Andrew Zelenka, Principal Consultant, TCS Financial Solutions

What is “T+2”?

In financial markets, T+2 is the acronym for the proposed three-day duration cycle between the day the order is executed (the trade date) and the day payment and the securities typically change hands (the settlement date). This change will reduce one day from the current process. Shortening the settlement cycle affects any entity (retail clients, investment managers, hedge funds, custodians, broker dealers and markets/depositories) that facilitates trading, including settling equities, corporates, municipal bonds and unit investment trusts (UITs) in the U.S. market.

When will T+2 implementation occur?

The tentative timeframe developed by the Industry Steering Comittee (ISC) and the Industry Working Group (IWG) to implement T+2 is Q3 2017. The deadline is contingent on meeting certain milestones,
and a delay at any point may push back the overall implementation for the U.S. The major milestones include:*

What needs to change to achieve T+2 settlement?

Shortening the settlement cycle is likely lead to some changes in market practices – e.g. pre-settlement matching, confirmation and affirmation of client orders as early as possible and, ideally, on trade date, improving matching and settlement efficiency, accelerated clearance of retail funds, managing the potential for increased settlement failure, dealing with late settlements and sequencing deliveries to maximize settlement efficiency.
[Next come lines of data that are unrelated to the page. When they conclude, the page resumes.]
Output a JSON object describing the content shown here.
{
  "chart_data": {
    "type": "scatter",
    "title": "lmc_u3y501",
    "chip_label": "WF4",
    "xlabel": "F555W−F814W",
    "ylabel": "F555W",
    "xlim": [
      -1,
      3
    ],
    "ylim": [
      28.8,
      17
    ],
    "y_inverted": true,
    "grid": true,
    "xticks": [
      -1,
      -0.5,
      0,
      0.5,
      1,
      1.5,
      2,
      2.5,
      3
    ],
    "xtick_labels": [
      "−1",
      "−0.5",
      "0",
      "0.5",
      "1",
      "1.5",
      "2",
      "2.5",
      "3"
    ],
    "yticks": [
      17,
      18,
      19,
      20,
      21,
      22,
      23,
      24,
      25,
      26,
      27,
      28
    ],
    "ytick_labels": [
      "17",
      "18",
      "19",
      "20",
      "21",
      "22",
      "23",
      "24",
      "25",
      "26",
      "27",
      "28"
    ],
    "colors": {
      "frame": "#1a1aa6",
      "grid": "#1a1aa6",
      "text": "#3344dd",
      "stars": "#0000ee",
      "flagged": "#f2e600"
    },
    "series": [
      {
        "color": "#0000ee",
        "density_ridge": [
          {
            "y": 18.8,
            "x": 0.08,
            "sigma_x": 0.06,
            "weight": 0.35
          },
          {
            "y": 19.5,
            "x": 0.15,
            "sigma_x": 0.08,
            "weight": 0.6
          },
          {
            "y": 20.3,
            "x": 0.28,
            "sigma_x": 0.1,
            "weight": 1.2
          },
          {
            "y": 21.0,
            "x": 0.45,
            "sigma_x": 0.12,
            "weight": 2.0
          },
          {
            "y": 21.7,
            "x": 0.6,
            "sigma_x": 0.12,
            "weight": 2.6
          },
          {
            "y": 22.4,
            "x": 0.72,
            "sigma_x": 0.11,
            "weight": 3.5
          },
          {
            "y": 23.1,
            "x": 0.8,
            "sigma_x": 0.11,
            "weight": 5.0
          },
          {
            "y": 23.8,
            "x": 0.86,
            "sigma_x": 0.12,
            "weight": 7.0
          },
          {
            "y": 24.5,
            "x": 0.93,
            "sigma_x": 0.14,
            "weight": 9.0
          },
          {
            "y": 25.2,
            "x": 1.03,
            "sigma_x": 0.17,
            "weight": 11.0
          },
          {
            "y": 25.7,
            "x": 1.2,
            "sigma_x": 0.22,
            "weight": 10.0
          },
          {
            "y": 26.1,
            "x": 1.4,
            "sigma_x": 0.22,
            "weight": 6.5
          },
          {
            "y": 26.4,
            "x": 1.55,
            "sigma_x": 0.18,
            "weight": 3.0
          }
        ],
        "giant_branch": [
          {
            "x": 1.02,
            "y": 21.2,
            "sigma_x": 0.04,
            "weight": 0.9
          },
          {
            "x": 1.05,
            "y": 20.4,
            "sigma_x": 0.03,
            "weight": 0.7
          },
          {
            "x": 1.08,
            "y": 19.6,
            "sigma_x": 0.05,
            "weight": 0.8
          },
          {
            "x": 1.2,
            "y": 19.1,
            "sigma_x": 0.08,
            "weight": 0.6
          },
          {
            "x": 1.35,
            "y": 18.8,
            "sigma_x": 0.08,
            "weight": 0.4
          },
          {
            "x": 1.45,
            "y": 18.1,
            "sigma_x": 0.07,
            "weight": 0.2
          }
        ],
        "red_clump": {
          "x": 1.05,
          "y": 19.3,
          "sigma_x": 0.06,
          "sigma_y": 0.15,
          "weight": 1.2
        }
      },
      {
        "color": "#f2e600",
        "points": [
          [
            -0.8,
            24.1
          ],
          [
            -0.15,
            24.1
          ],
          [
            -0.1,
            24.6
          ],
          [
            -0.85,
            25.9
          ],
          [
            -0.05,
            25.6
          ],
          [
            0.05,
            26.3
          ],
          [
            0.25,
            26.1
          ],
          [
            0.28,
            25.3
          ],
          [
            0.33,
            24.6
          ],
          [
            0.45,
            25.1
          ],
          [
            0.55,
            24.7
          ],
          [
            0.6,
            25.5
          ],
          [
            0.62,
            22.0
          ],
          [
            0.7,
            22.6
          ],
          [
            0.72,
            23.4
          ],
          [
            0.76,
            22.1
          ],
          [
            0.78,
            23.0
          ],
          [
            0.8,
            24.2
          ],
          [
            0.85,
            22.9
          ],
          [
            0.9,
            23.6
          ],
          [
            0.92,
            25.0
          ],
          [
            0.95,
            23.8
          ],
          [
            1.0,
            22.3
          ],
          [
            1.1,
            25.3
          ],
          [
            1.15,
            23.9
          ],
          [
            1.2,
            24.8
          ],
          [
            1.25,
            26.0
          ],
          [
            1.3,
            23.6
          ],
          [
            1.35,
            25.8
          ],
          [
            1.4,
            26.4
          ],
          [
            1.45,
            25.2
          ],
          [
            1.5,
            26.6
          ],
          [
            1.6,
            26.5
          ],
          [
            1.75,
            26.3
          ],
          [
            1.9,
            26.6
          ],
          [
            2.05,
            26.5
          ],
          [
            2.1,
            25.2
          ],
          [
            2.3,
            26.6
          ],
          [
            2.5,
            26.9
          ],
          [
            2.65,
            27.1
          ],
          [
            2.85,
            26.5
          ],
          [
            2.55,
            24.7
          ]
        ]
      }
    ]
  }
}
A recent study by Omgeo indicates there is a direct correlation between high same-day affirmation rates and high settlement rates, implying that the processes that come under the microscope are allocation, confirmation, matching and affirmation.

Compressing the time it takes to complete these processes will help; although, without ensuring that systems contain
proper settlement instructions, they may complete a process that inadvertently induces settlement fails or the need to
make settlement into suspense accounts and subsequent post settlement internal transfers. Automating systems to receive, store and enhance deliveries with settlement instructions will help avoid the time-consuming reconciliation process that is ill-afforded in a T+2 world.

Solution providers and in-house proprietary systems should review their processes against these practices and requirements, ensuring that the technology supports the business and market practices. These systems should be based on messages rather than rely on receipt of files, which inherently induces artificial delays. Similarly, systems should rely on events rather than trigger processes by time, wherever possible. Technology platforms need to optimize processing, ensuring database, application and web server processing is streamlined to process the volume required in compressed timeframes. The technology should support and implement high availability processing, with real time data backup and disaster recovery mechanisms that either support redundant processing with no single point of failure or the ability to quickly switch to backup systems with no loss of transactional data.